On race conditions-- the basic idea of all threading is that at anytime of execution the current thread that you are on could be rescheduled to a later time or another thread might be executing and accessing the same data in parrallel.

For one, the process IDs should be final as mentioned before. YOUR CODE WILL NOT BE THREAD SAFE UNTIL YOU DO THIS. Even though the ConcurrentSkipListSet<> is thread safe this doesn't stop the variable processIds from being reassigned by another thread. Also, Java is weird and to your processIds field must be marked final to guarantee that is initialized before the constructor completes. I found this stackoverflow post that explains some of the issues with object construction in java for some more reading. Constructor synchronization in Java. Basically, don't mark your constructor fields as synchronized, but if you want to guarantee variable initialization in the constructor, which in this case you do, then mark your field as final.

To answer your question on whether this is thread safe, the only answer would be that it depends on the client usage you are expecting. The methods you provided are indeed thread safe for their intended purposes as written, but a client could use them and produce a race condition. Your intuition on whether or not it would be 100% necessary to use the synchronized keyword is correct. Yet, what the comments are alluding too is that not making these methods explicitly thread safe might have some dire consequence in the future for the maintainability and correctness of your code.

A client could still use the API you provide in an unsafe way that could result in a race condition as mentioned in one of the comments.
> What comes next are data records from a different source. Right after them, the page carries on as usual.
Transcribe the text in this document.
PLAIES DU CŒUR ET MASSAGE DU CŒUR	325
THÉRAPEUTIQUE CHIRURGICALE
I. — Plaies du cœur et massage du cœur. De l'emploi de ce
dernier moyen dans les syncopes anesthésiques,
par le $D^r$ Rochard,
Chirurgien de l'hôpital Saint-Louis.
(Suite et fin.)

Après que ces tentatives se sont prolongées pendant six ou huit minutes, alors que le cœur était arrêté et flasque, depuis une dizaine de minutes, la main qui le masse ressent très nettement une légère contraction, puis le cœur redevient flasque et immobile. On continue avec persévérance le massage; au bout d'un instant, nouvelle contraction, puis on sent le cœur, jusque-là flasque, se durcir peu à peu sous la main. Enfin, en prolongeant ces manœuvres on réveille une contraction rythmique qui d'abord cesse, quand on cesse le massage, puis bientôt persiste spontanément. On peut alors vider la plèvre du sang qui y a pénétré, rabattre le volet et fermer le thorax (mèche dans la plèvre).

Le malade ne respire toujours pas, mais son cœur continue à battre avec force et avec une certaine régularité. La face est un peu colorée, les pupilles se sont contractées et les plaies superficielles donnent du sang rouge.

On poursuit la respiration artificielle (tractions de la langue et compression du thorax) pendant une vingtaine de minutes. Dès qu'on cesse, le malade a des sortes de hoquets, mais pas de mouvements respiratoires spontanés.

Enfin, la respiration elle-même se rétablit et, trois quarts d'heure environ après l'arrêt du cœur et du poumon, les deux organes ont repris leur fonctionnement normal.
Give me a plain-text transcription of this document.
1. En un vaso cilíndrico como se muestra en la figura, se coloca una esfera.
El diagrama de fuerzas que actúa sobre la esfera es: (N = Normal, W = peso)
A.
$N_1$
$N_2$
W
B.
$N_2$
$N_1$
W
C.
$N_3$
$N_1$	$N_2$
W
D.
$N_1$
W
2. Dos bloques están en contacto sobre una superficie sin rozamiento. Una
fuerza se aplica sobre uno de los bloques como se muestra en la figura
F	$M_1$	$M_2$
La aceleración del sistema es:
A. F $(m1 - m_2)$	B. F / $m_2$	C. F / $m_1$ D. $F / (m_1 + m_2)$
If you are providing an interface to a client you may not care about this... or you might care about this and want to provide a mechanism for the client to make multiple accesses to your class with guaranteed thread safety.

Overall, I would probably recommend that you mark your methods as synchronized for a couple of reasons 1) it makes in clear to the client that they are accessing methods that are thread safe which is very important. I can easily imagine a situation where the client decides to use a lock when it isn't needed at the detriment of performance. 2) Someone could change your methods to contain some different logic in the future that requires the synchronized keyword (this isn't so unlikely because you seem to already be in a threaded environment).